Compiler fails to recognise associated type bound
⚓ Rust 📅 2026-06-06 👤 surdeus 👁️ 1I encountered the following weird situation (example is highly simplified, playground: Rust Playground):
pub trait A {
type X: B<T = Self>;
type Y: A<X = Self::Z>;
type Z: B;
}
pub trait B {
type T;
fn with_t(self, t: Self::T);
}
pub fn comp<S: A>(m: S::Y, s: <S::Y as A>::X) {
s.with_t(m)
}
I would have hoped that the compiler understands that <<S::Y as A>::X as B>::T is the same type as S::Y due to the constraint on A::X, but it seems like it does not:
Compiling playground v0.0.1 (/playground)
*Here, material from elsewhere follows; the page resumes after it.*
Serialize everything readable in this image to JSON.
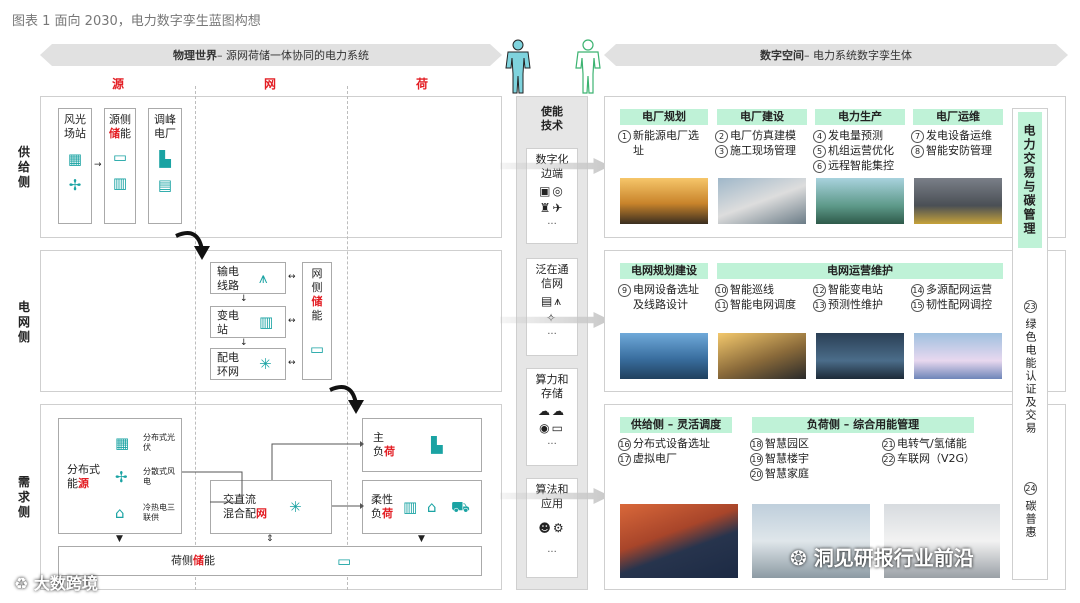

error[E0308]: mismatched types
--> src/lib.rs:14:14
|
14 | s.with_t(m)
| ------ ^ expected `B::T`, found `A::Y`
| |
| arguments to this method are incorrect
|
= note: expected associated type `<<S as A>::Z as B>::T`
found associated type `<S as A>::Y`
= note: an associated type was expected, but a different one was found
note: method defined here
--> src/lib.rs:10:8
|
10 | fn with_t(self, t: Self::T);
| ^^^^^^ -
For more information about this error, try `rustc --explain E0308`.
error: could not compile `playground` (lib) due to 1 previous error
The weird thing is that it works if I remove the <X = Self::Z> from A::Y which seems to bring the compiler on the wrong track. Any idea why this is happening and how I can fix this?